Your kid has asthma, so the freedom of a person who built his business using his entire life savings is of no concern.
You don’t like your new jeans to smell like smoke when you get home, so the interests of the couple who built their lives around running the corner bar and who are just getting by don’t matter.
The hard reality is it’s none of your business how a business chooses to operate as long as it’s abiding by civil rights and health laws. The hard reality is it’s not all about you.
When confronted with common sense, liberty and facts, smoking ban addicts usually will fall back on using restaurant and bar employees as their pawns. They claim that smoking is a hazard to the employees of restaurants and bars that allow smoking. But if you don’t want to be exposed to secondhand smoke as an employee, then turn down the job. Do employees have the right to be free from workplace hazards? Yes.
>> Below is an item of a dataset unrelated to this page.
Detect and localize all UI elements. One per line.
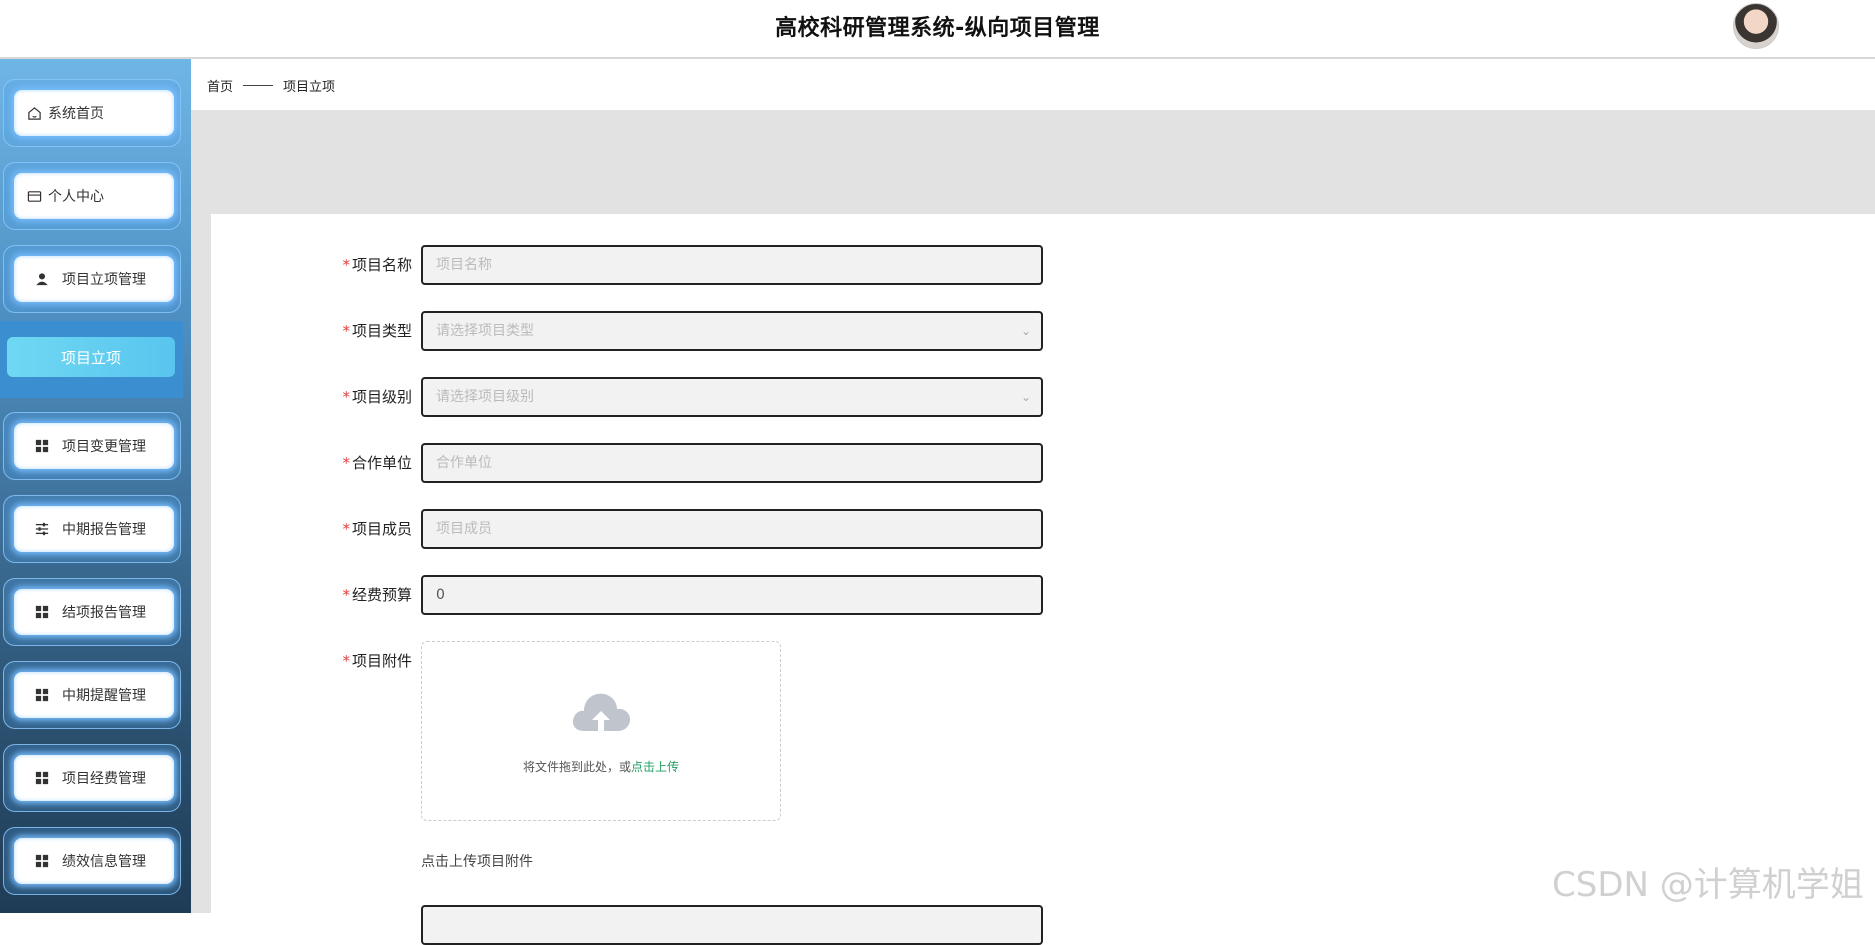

So why don’t the smoking ban addicts push to make smoking an Occupational Safety and Health Administration violation? Again, it’s because they don’t have the evidence to make the case.
What’s next from the smoking suffragettes? A ban on fatty foods? A ban on high-cholesterol butter? I can see it now: Grandpa’s cholesterol levels are high so all restaurants must lower their cholesterol levels.
Restaurant and bar owners know more than anyone how to make a buck. Those who extinguish smoking on their own do so weighing its effect on profits. Those who allow smoking do the same kind of math.
More power to the restaurants who have decided on their own to ban smoking. Those are the restaurants where I’m taking the kids.
Shame on the lazy politicians playing Pontius Pilate with the livelihoods of hard-working business owners. They are the ones I will be rejecting come election time.
Jamie Allman is host of “Allman in the Morning” on KFTK-97.1 FM Talk radio.